Поднялась знаменитая, изощренная волжская и приволжская ругань. Ругались охрипшими, лающими голосами, мокрые, голоногие, пьяные, обозленные гонщики, ругались в ответ им капитан и его помощник, и оба штурвальные, и все матросы.
Галдела, давая неуклюжие советы, вся третьеклассная публика, свесившаяся через металлические поручни. Кудеяр не показывался наверху.
Должно быть, зрелище для него было слишком мелким, нестоящим внимания.

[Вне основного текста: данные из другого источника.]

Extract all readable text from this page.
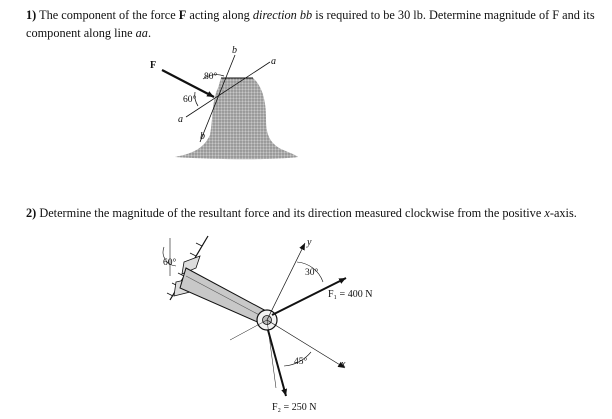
1) The component of the force F acting along direction bb is required to be 30 lb. Determine magnitude of F and its component along line aa.
2) Determine the magnitude of the resultant force and its direction measured clockwise from the positive x-axis.
F
b
a
a
b
80°
60°
60°
y
x
30°
45°
F₁ = 400 N
F₂ = 250 N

– Эти шекснинские и моложские – ужас какие охальники, – сказала Груня. Впрочем, она без особенной брезгливости прислушивалась к виртуозной брани.
Наконец, пароход разошелся с плотами и двинулся. Понемногу затихла ругань. Палуба опять опустела. Гущину с трудом удалось преобороть в душе ту низменную, жалкую, мутно-зеленую робость, которую внушал ему Кудеяр своей фигурой и страшным голосом. Торопливо проглотив слюну, он заговорил сдавленным, каким-то чужим голосом:
– А что, если бы нам, в самом деле, Груня… извините, что я так фамильярно… Если бы нам попить чайку у меня в каюте? Вы не подумайте, чтобы я что-нибудь… А?
– Ах, нет, как же это можно? Дяденька заругается… К чужому мужчине… Но глаза ее сказали: «Я пойду. Будь настойчивее».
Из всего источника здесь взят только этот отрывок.